Gary Mcwilliams and Marianna Parraga, Reuters
HOUSTON
EnergiesNet.com 03 28 2024
Citgo Petroleum (PDVSAC.UL), the Venezuela-owned oil refiner, is set to open a data room in coming days to provide operational and financial information to bidders under a court-ordered auction that could lead to new ownership, people familiar with the matter said on Wednesday.
A U.S. federal court last year launched an auction of shares in a parent of the Houston-based refiner to satisfy $21.3 billion in judgments for Venezuela’s past expropriations and debt defaults. The auction is due to wrap up this year and could put the seventh-largest U.S. refiner by processing volume in the hands of rivals or investors.
Management presentations began this week and the formal data room will open at Citgo’s headquarters, the people said. The meetings kicked off a 45-day second bidding round that will consider only binding offers.
Citgo wants to restrict data room access to serious bidders and plans to press the issue this week with the court official organizing the auction, one of the people said.
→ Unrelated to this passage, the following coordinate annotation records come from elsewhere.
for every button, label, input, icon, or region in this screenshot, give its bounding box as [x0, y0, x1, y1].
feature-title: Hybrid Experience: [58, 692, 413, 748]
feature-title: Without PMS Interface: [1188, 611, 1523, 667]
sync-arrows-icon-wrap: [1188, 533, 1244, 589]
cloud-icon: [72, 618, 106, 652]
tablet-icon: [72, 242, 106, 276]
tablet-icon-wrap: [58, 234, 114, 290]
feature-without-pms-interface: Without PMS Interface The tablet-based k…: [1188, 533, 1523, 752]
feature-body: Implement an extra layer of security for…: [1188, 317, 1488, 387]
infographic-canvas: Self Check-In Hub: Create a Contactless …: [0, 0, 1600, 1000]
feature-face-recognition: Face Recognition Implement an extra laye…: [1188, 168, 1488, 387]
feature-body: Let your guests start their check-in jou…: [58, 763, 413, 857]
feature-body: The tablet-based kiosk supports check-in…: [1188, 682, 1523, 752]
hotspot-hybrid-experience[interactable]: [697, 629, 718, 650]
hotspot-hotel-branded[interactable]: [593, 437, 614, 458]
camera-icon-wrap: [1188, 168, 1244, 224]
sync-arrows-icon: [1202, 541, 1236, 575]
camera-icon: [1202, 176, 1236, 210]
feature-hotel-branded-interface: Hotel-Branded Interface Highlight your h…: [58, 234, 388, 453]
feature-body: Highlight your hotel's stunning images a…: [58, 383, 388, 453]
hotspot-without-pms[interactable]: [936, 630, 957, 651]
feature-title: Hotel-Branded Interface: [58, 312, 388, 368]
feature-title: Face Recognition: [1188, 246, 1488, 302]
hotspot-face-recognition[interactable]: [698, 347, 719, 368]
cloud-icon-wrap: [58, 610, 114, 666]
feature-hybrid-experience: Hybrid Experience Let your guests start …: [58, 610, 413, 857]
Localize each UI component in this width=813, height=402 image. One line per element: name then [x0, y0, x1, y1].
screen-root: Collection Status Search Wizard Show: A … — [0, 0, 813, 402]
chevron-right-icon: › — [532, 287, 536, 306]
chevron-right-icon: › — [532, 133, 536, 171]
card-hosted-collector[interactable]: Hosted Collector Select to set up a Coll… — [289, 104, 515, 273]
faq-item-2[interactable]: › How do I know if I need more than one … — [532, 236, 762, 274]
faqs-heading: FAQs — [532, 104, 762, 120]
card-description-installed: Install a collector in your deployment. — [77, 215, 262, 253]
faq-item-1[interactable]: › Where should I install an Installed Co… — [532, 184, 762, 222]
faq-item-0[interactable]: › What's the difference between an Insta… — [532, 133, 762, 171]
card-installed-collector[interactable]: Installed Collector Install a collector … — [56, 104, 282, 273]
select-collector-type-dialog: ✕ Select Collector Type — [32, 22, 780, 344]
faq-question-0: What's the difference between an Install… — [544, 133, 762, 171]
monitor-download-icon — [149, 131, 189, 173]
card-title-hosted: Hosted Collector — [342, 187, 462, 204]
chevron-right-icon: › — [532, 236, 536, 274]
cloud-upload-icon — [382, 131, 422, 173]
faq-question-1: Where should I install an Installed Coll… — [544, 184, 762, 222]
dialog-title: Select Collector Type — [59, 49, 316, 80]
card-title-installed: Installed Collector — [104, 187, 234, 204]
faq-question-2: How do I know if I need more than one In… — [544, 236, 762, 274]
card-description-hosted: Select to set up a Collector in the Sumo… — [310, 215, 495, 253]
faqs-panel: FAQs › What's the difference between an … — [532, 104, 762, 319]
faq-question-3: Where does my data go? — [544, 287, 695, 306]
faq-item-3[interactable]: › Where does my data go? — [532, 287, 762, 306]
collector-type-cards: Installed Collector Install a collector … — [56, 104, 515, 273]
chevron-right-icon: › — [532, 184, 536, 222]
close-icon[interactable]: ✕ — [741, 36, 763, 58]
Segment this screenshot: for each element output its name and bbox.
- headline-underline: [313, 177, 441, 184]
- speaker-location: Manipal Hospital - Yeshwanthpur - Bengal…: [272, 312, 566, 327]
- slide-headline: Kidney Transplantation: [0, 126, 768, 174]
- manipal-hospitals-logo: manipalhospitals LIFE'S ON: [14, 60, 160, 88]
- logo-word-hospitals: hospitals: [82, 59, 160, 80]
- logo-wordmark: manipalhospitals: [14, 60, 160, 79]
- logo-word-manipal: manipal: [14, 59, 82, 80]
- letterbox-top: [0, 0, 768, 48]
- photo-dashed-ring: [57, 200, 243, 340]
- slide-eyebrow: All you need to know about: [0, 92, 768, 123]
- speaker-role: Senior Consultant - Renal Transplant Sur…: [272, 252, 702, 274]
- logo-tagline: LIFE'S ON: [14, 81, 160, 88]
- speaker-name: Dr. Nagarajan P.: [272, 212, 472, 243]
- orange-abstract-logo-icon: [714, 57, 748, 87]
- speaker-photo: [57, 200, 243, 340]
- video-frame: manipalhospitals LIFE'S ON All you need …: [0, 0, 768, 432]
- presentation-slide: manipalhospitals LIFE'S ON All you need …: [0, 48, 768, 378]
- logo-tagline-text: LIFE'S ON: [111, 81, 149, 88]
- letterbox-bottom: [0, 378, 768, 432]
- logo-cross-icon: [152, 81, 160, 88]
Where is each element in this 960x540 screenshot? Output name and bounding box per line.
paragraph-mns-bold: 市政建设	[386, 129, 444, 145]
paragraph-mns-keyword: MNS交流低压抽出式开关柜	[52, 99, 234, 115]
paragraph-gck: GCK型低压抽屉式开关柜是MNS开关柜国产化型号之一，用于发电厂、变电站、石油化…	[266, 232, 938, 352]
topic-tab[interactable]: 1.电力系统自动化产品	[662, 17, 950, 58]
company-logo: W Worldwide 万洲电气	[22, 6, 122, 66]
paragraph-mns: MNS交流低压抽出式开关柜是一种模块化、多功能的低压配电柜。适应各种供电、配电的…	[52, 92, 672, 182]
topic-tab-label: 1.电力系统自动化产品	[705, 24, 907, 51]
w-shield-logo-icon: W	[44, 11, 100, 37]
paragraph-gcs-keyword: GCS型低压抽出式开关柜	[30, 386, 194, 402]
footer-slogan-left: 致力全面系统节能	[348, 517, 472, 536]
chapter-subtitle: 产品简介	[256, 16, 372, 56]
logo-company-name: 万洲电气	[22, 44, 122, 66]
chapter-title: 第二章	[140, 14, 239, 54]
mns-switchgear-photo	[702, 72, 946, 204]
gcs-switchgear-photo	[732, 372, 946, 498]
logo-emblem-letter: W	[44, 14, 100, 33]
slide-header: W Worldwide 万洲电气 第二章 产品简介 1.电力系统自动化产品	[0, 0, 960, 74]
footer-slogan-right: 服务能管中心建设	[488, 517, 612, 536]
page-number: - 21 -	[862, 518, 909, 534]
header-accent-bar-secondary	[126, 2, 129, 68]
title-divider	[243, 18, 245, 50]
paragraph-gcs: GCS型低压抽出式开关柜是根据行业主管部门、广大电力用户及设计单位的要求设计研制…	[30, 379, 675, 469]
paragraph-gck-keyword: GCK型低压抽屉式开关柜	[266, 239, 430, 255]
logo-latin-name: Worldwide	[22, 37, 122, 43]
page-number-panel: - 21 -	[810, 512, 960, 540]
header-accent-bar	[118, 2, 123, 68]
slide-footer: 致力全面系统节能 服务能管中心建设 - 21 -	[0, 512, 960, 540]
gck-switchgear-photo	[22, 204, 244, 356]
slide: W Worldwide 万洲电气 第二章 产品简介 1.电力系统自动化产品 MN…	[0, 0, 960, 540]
A Citgo spokesperson and a representative for the court official declined to comment. Investment bank Evercore Group, which is overseeing the auction’s marketing, did not respond to requests for comment.
The U.S. Marshals Service on Wednesday notified the court it had received creditors’ writs of attachments, which would allow the court to establish a final list of those who can cash proceeds from the auction. The judge set a March 28 deadline for any objections to the writs.
Citgo is Venezuela’s foreign crown jewel with three U.S. refineries, pipelines, oil storage terminals and a retail distribution network that spans nearly half of the United States. It earned $2 billion last year.
About 30 parties signed confidentiality agreements and received preliminary marketing information and a Citgo financial model as part of the first bidding round, and 12 submitted indications of interest in January, the court official leading the process, Robert Pincus, has said.
That first round drew some creditors in the Delaware court case who wanted to place credit bids, using the value of their claims against Venezuela as part of their offer for the shares.